DRIPs, brokers, foreign investment June 13th, 2008

In a previous post, I discussed the benefit of investing in stocks directly using dividend reinvestment plans (also known as direct purchase plans, direct reinvestment plans, or direct stock purchase plans - there are some slight pragmatic differences here, but nothing that should prevent you from getting started and enrolling). In this post I would like to go into more detail on a specific method of direct investing. This involves buying stocks directly using MoneyPaper.

MoneyPaper is the name of an online and print magazine that publishes directories of direct investment plans listed on American stock exchanges. It also includes Canadian and other foreign stocks (eg., Toyota, Nestle, BP) in their ADR (American Depository Receipt) form on the NYSE and NASDAQ. Online, MoneyPaper is located at http://www.directinvesting.com.

The MoneyPaper guide is more than just a directory.
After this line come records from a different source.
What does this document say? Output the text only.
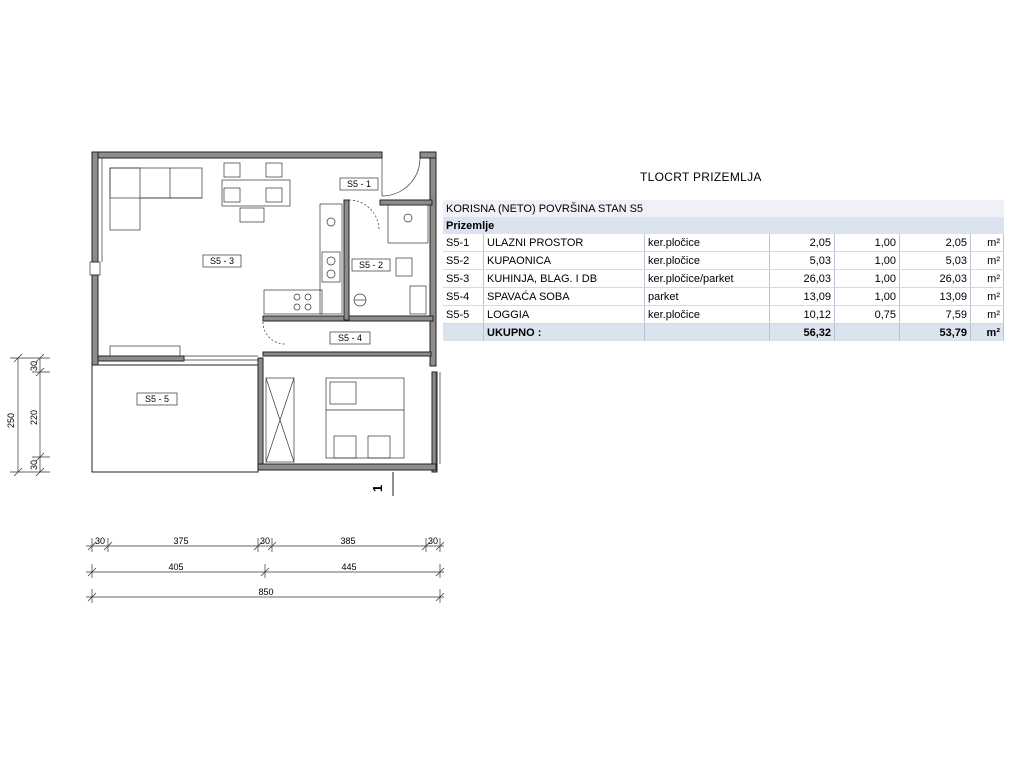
S5 - 1
S5 - 2
S5 - 3
S5 - 4
S5 - 5
1
250
30
220
30
30	375	30	385	30
405	445
850
TLOCRT PRIZEMLJA
KORISNA (NETO) POVRŠINA STAN S5						
Prizemlje						
S5-1	ULAZNI PROSTOR	ker.pločice	2,05	1,00	2,05	m²
S5-2	KUPAONICA	ker.pločice	5,03	1,00	5,03	m²
S5-3	KUHINJA, BLAG. I DB	ker.pločice/parket	26,03	1,00	26,03	m²
S5-4	SPAVAĆA SOBA	parket	13,09	1,00	13,09	m²
S5-5	LOGGIA	ker.pločice	10,12	0,75	7,59	m²
	UKUPNO :		56,32		53,79	m²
It also discusses the larger picture of “how to build wealth DRIP by DRIP” by investing without a broker. It explains what DRIPs are, how to create a diversified DRIP portfolio, and how to enrol in DRIPs using the Temper Enrolment Service.

Temper of the Times Investor Services is a broker that specializes in doing DRIP enrolments and is affiliated with MoneyPaper for helping MoneyPaper subscribers get started with their first dividend reinvestment program. It’s only $50 (a one-time charge) for enrolling in a plan through MoneyPaper, and you get half-off ($25) if you’re already a MoneyPaper subscriber. For this reason it’s probably the easiest way to get started investing in securities.
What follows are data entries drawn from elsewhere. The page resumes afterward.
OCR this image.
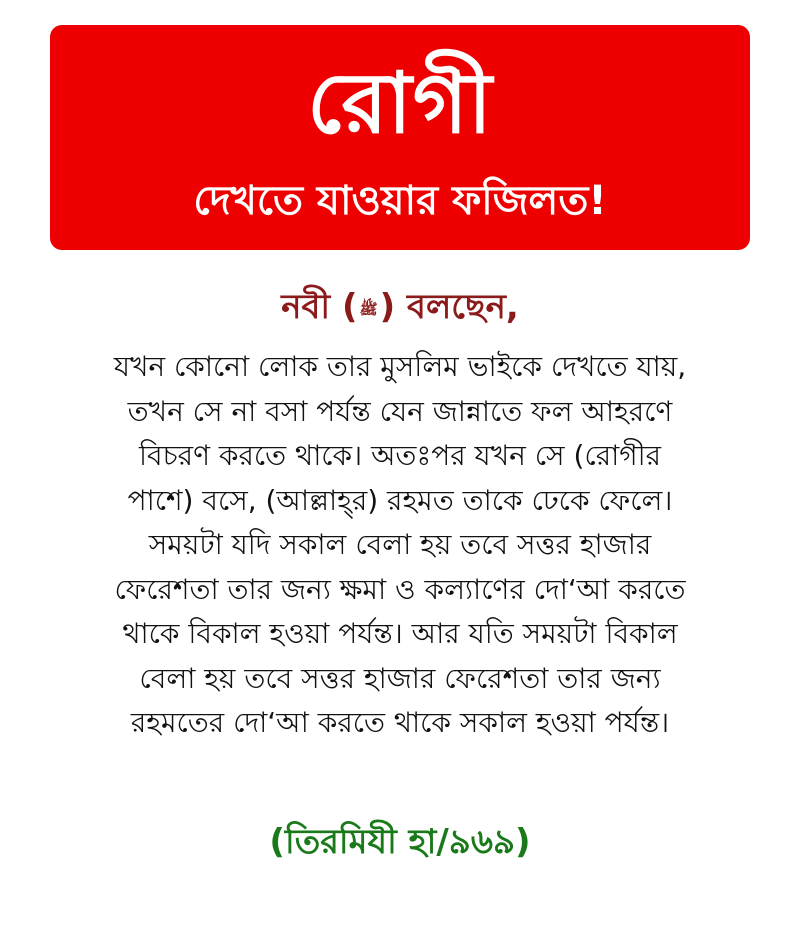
রোগী
দেখতে যাওয়ার ফজিলত!
নবী ( ﷺ) বলছেন,
যখন কোনো লোক তার মুসলিম ভাইকে দেখতে যায়,
তখন সে না বসা পর্যন্ত যেন জান্নাতে ফল আহরণে
বিচরণ করতে থাকে। অতঃপর যখন সে (রোগীর
পাশে) বসে, (আল্লাহ্‌র) রহমত তাকে ঢেকে ফেলে।
সময়টা যদি সকাল বেলা হয় তবে সত্তর হাজার
ফেরেশতা তার জন্য ক্ষমা ও কল্যাণের দো‘আ করতে
থাকে বিকাল হওয়া পর্যন্ত। আর যতি সময়টা বিকাল
বেলা হয় তবে সত্তর হাজার ফেরেশতা তার জন্য
রহমতের দো‘আ করতে থাকে সকাল হওয়া পর্যন্ত।
(তিরমিযী হা/৯৬৯)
Stocks You Can Buy Commission-Free (No Broker)

The guide lists almost 1,000 different companies and the types of direct stock purchase and reinvestment plans they offer. Some of the more well-known US companies that offer DRIPs include Costco (COST: NSDQ), Domino’s Pizza (DPZ: NYSE), Equifax (EFX: NYSE), Fannie Mae (FNM: NYSE), Home Depot (HD: NYSE), JP Morgan Chase (JPM: NYSE), Mattel (MAT: NYSE), Proctor & Gamble (PG: NYSE) and Texas Instruments (TXN: NYSE). There is quite a selection. With this amount of companies that you can buy directly into, who needs to invest with a broker?

What’s even more amazing, from my own perspective, is that you can even DRIP quite a few foreign companies listed in New York under their ADRs. This is probably the best way to invest foreign, as well. You don’t have to worry about trying to figure out how to buy Chinese companies on the Shanghai or Hong Kong exchanges. Here’s a list of some that already allow DRIPs:

China Eastern Airlines Corp. (CEA: NYSE) -
China Mobile (CHL: NYSE) -
China Southern Airlines (ZNH: NYSE) -
China Telecom Corp. (CHA: NYSE) -
China Unicom (CHU: NYSE) -
Guangshen Railway Co. Ltd. (GSH: NYSE) -

Not all of these companies are 100% fee-free. China Eastern Airlines’ plan, for example, charges $5 (+10 cents/share) for each optional cash purchase. Home Depot’s plan charges 5% on reinvestments of the amount of dividends reinvested (but only up to a maximum of $2.50). Even still, these fees are cheaper than many brokers. And as I explained in my last post, many plans have absolutely no fees at all. These are the ones you want to look out for first. Lehman Brothers Holdings Inc. (LEH: NYSE), for example, pays all fees for reinvestment, certificates and optional cash purchases (although there is a $10 fee to sell if you ever decide to withdraw from the DRIP). These figures are all based on the 18th edition of MoneyPaper’s Guide (pictured above). You should always check the websites of the companies in question (as well as their Transfer Agents) for the most up-to-date figures and information. Some of them do change.